Sauf que le destin n'a pas été tendre avec l'ancien capitaine des M21. Lorsque les protégés de Bernard Challandes réalisent l'exploit de battre l'AC Milan sur sa pelouse, Rochat est en effet aligné sur le côté de la défense dessinée par le technicien neuchâtelois, Heinz Barmettler prenant sa place dans l'axe. Quelques semaines plus tard lorsque tombe la sélection d'Ottmar Hitzfeld pour affronter la Norvège à Genève, c'est ce... même Barmettler qui reçoit sa 1re convocation en tant que défenseur central, et non le Vaudois, qui flambait pourtant depuis des mois à ce poste!
"Cela alors que Heinz était d'ordinaire remplaçant en Super League, lâche désormais dans un demi-sourire le brave Alain. Ce jour-là, j'ai compris que c'était fini, car honnêtement j'aurais dû figurer dans cette sélection de fin 2009. Je pense que le coach n'aimait pas mon profil.
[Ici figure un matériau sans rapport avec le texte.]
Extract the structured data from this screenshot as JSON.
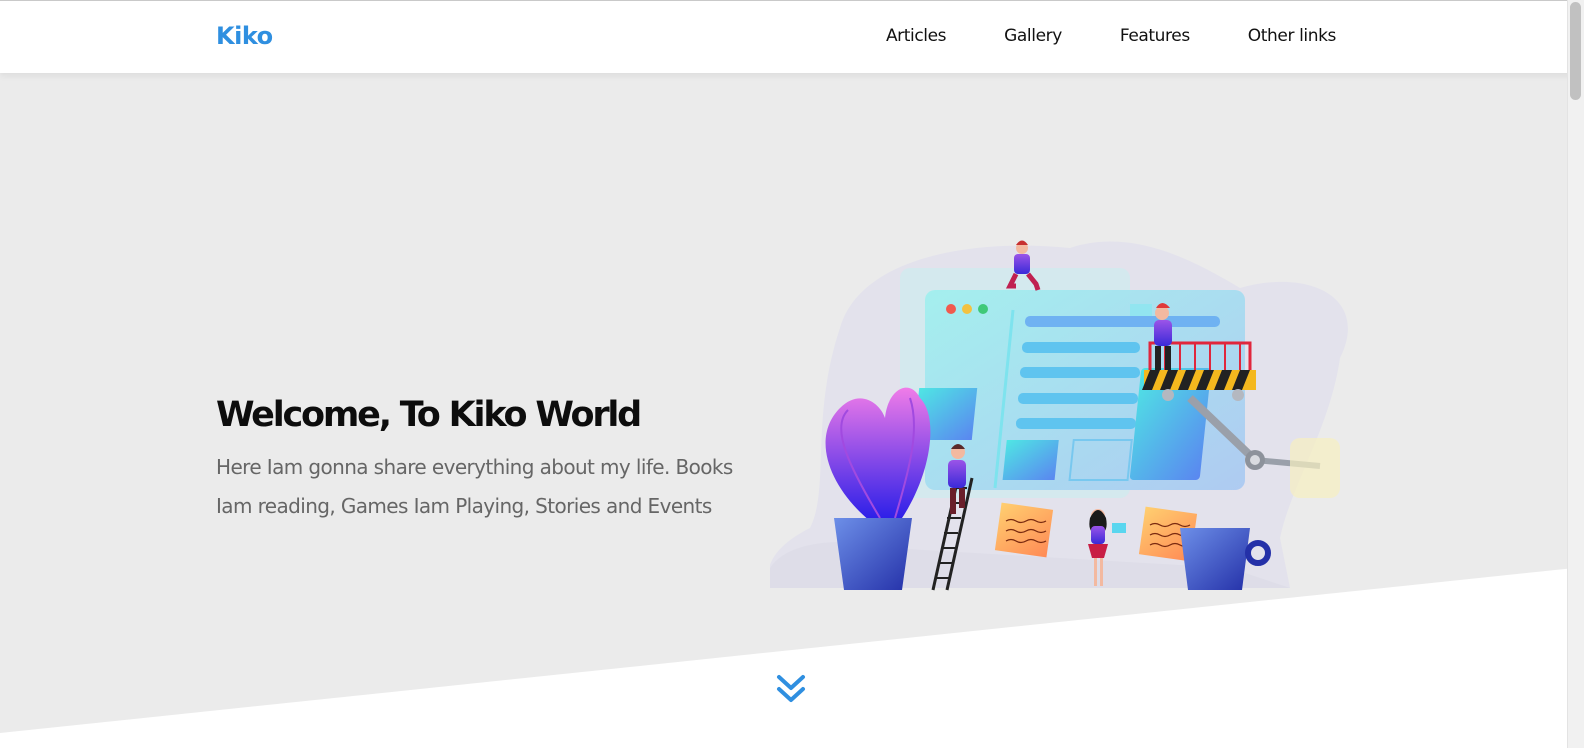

Je me suis alors dit que je devais arrêter de réfléchir et de raisonner par rapport à la "Nati". Je ne devais plus me focaliser là-dessus." Ironie de l'histoire, Heinz Barmettler n'a, lui non plus, plus jamais été retenu au sortir de cette rencontre amicale. Le Zurichois s'est même "reconverti" en international sous le maillot de la République dominicaine!
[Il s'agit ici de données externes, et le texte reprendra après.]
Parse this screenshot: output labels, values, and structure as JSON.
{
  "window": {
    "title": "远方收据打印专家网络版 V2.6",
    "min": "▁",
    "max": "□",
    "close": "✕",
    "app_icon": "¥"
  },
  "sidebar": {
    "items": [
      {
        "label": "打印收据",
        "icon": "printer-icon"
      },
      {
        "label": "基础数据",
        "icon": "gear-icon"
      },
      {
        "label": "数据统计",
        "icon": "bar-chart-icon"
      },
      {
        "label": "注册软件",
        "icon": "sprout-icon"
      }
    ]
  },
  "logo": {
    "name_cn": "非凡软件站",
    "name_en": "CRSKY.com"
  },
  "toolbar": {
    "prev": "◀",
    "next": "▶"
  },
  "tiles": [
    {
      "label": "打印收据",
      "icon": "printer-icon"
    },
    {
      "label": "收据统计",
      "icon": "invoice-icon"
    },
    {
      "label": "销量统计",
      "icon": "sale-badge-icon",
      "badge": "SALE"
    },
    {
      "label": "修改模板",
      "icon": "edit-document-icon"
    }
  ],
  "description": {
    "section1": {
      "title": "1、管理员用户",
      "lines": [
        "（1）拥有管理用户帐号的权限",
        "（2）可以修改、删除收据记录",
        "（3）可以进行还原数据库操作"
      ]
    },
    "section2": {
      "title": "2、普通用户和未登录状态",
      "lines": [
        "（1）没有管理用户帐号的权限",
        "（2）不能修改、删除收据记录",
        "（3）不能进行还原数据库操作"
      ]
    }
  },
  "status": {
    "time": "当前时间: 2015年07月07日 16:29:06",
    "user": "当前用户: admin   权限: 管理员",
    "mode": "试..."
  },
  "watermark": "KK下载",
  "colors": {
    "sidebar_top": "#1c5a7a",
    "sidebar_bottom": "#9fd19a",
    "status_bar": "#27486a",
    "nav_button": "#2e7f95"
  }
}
Alain Rochat n'a pour sa part pas endossé le tricot d'une autre sélection, mais il a changé de pays. En 2011, lui et sa famille ont en effet pris la direction du Canada. Pour vivre autre chose (avec les Vancouver Whitecaps) et peut-être aussi, inconsciemment, pour "couper" avec ce rêve évanoui. Mais aujourd'hui, le Vaudois dit n'avoir aucun regret: "Honnêtement, j'ai fait tout ce que je pouvais pour me donner une chance de retrouver la sélection. Je ne pouvais pas faire plus. Mais je sais, au moins, que j'ai une cape et que jamais on ne pourra me l'enlever, celle-ci. Même si c'était aux Féroé, j'en suis fier."